Obs: Focalizem vossas energias positivas ao martirizado povo da Síria.

Como sabeis, desde a invasão do Panamá em 1989, a Inglaterra tornou-se o principal partner militar americano. Desde aquela data, todas as intervenções militares americanas viram a participação activa do ex-colonizador.

UK vs FR. Voltando à Síria.
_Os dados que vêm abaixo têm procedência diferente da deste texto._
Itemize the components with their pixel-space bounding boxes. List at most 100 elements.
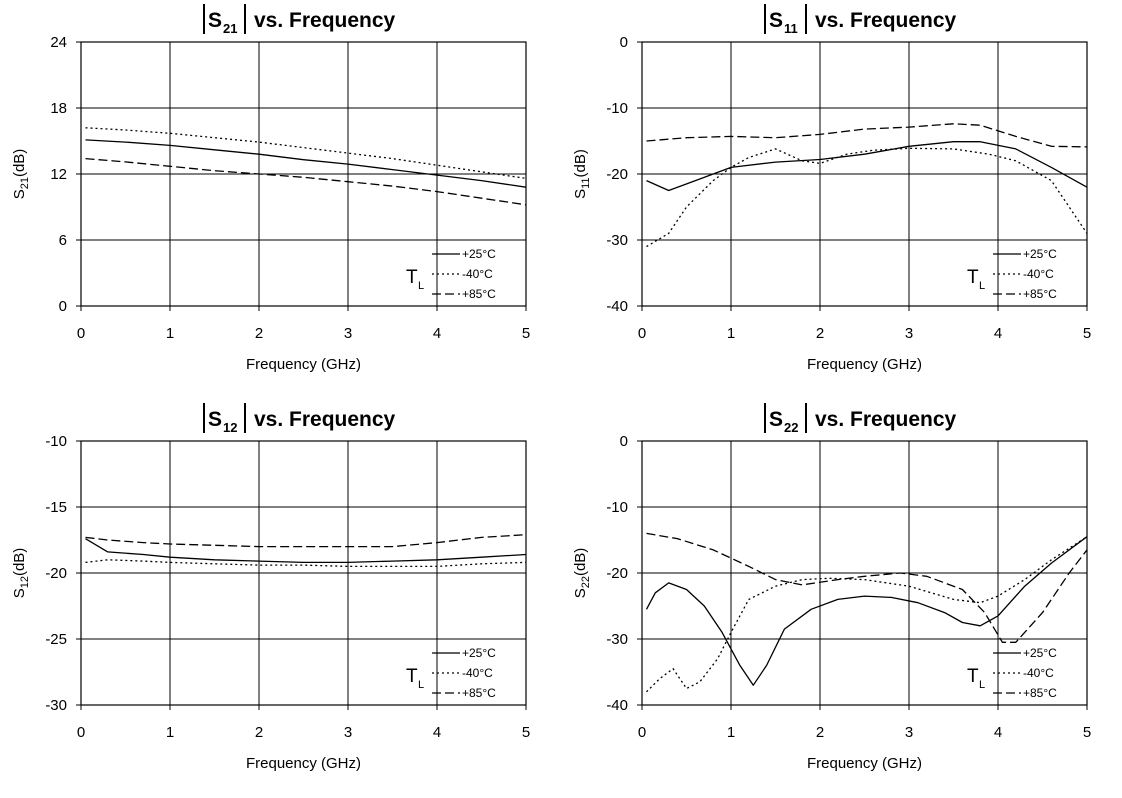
y-tick-label: -20 [606, 166, 628, 183]
y-axis-label: S22(dB) [572, 548, 592, 599]
legend-prefix-sub: L [418, 280, 424, 292]
y-tick-label: 6 [59, 232, 67, 249]
series-line-dotted [646, 147, 1088, 248]
x-tick-label: 4 [433, 325, 441, 342]
legend-label: +25°C [462, 646, 496, 660]
x-tick-label: 3 [905, 724, 913, 741]
x-tick-label: 4 [994, 325, 1002, 342]
series-line-solid [645, 536, 1088, 686]
y-axis-label: S11(dB) [572, 149, 592, 199]
x-tick-label: 2 [816, 325, 824, 342]
y-tick-label: -40 [606, 298, 628, 315]
y-tick-label: -10 [606, 100, 628, 117]
title-text: vs. Frequency [254, 9, 396, 32]
legend: +25°C -40°C +85°C T L [406, 646, 496, 700]
legend-label: +85°C [1023, 686, 1057, 700]
series-line-dashed [85, 534, 527, 548]
x-axis-label: Frequency (GHz) [246, 755, 361, 772]
legend-label: -40°C [462, 666, 493, 680]
series-line-dotted [646, 536, 1088, 693]
y-tick-label: -25 [45, 631, 67, 648]
legend-prefix-sub: L [979, 679, 985, 691]
chart-title: S 11 vs. Frequency [764, 4, 957, 36]
chart-title: S 21 vs. Frequency [203, 4, 396, 36]
x-tick-label: 4 [994, 724, 1002, 741]
legend: +25°C -40°C +85°C T L [967, 646, 1057, 700]
chart-panel-s21: 0 1 2 3 4 5 0 6 12 18 24 S 21 vs. Frequency Frequency … [0, 0, 561, 399]
y-tick-label: 0 [59, 298, 67, 315]
y-tick-label: -30 [606, 631, 628, 648]
x-axis-label: Frequency (GHz) [807, 755, 922, 772]
x-tick-label: 2 [255, 724, 263, 741]
x-tick-label: 5 [522, 724, 530, 741]
x-tick-label: 0 [638, 325, 646, 342]
title-text: vs. Frequency [815, 9, 957, 32]
y-tick-label: -10 [45, 433, 67, 450]
x-tick-label: 5 [1083, 724, 1091, 741]
y-axis-label: S21(dB) [11, 149, 31, 200]
title-param: S [769, 9, 783, 32]
title-text: vs. Frequency [254, 408, 396, 431]
chart-svg: 0 1 2 3 4 5 -40 -30 -20 -10 0 S 11 vs. Frequency Frequ… [572, 4, 1091, 373]
chart-panel-s22: 0 1 2 3 4 5 -40 -30 -20 -10 0 S 22 vs. Frequency Frequ… [561, 399, 1122, 798]
legend-label: -40°C [1023, 666, 1054, 680]
legend-prefix-sub: L [979, 280, 985, 292]
x-tick-label: 1 [727, 325, 735, 342]
x-tick-label: 5 [1083, 325, 1091, 342]
x-axis-label: Frequency (GHz) [807, 356, 922, 373]
series-line-solid [85, 538, 527, 564]
y-tick-label: 24 [50, 34, 67, 51]
y-axis-label-text: S11(dB) [572, 149, 592, 199]
y-tick-label: -30 [45, 697, 67, 714]
y-tick-label: 12 [50, 166, 67, 183]
y-axis-label: S12(dB) [11, 548, 31, 599]
x-tick-label: 1 [166, 325, 174, 342]
y-tick-label: -30 [606, 232, 628, 249]
y-axis-label-text: S22(dB) [572, 548, 592, 599]
x-tick-label: 2 [816, 724, 824, 741]
chart-panel-s12: 0 1 2 3 4 5 -30 -25 -20 -15 -10 S 12 vs. Frequency Fre… [0, 399, 561, 798]
x-tick-label: 1 [727, 724, 735, 741]
title-param: S [208, 9, 222, 32]
chart-svg: 0 1 2 3 4 5 -40 -30 -20 -10 0 S 22 vs. Frequency Frequ… [572, 403, 1091, 772]
legend-prefix-sub: L [418, 679, 424, 691]
x-tick-label: 3 [905, 325, 913, 342]
x-tick-label: 0 [77, 325, 85, 342]
legend: +25°C -40°C +85°C T L [406, 247, 496, 301]
x-tick-label: 3 [344, 325, 352, 342]
y-tick-label: -15 [45, 499, 67, 516]
x-tick-label: 5 [522, 325, 530, 342]
legend-prefix: T [967, 267, 979, 288]
x-tick-label: 1 [166, 724, 174, 741]
legend-label: +25°C [1023, 247, 1057, 261]
title-param-sub: 22 [784, 420, 798, 435]
y-tick-label: 18 [50, 100, 67, 117]
legend-label: -40°C [462, 267, 493, 281]
legend-prefix: T [406, 267, 418, 288]
y-tick-label: -10 [606, 499, 628, 516]
series-line-dotted [85, 559, 527, 568]
legend-label: +85°C [462, 287, 496, 301]
x-tick-label: 4 [433, 724, 441, 741]
title-param-sub: 12 [223, 420, 237, 435]
title-param-sub: 21 [223, 21, 237, 36]
legend-label: +85°C [1023, 287, 1057, 301]
series-line-solid [646, 141, 1088, 192]
y-tick-label: -20 [45, 565, 67, 582]
chart-panel-s11: 0 1 2 3 4 5 -40 -30 -20 -10 0 S 11 vs. Frequency Frequ… [561, 0, 1122, 399]
y-tick-label: 0 [620, 433, 628, 450]
legend-label: +25°C [1023, 646, 1057, 660]
y-axis-label-text: S21(dB) [11, 149, 31, 200]
series-line-dotted [85, 127, 527, 180]
title-text: vs. Frequency [815, 408, 957, 431]
chart-title: S 12 vs. Frequency [203, 403, 396, 435]
legend-label: -40°C [1023, 267, 1054, 281]
series-line-solid [85, 139, 527, 188]
legend: +25°C -40°C +85°C T L [967, 247, 1057, 301]
y-tick-label: 0 [620, 34, 628, 51]
legend-label: +85°C [462, 686, 496, 700]
series-line-dashed [85, 157, 527, 206]
x-tick-label: 3 [344, 724, 352, 741]
x-axis-label: Frequency (GHz) [246, 356, 361, 373]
Segundo os últimos takes da agência Reuters, o Governo inglês foi "BATIDO" na Câmara dos Comuns, em mérito a uma possível participação no conflito siriano. Os deputados ingleses não vêm com bom olhos as prova apresentadas até o presente momento. Se ontem o presidente francês mudou radicalmente de posição, afirmando que o conflito em análise requer solução política, hoje foi a vez de de David Cameron, que condicionou a participação inglesa ao beneplácito da intervenção por parte da ONU.

RÚSSIA. Não obstante o condicionamentos parlamentares ocidentais, um factor não menos importante, é a crescente presença de navios de guerra russos no Mediterrâneo; facto este que aumentou o factor “deterrente” da guerra. Qualquer coisa diz-nos que a intervenção poderá ser abortada.

USA. O presidente americano, Barack Obama, deve ainda convencer o Congresso e felizmente as provas que possui são insuficientes. Vamos esperar para ver, porque a guerra no Iraque tornou-se ensinamento histórico.

Que o Senhor ilumine os "astros" da diplomacia!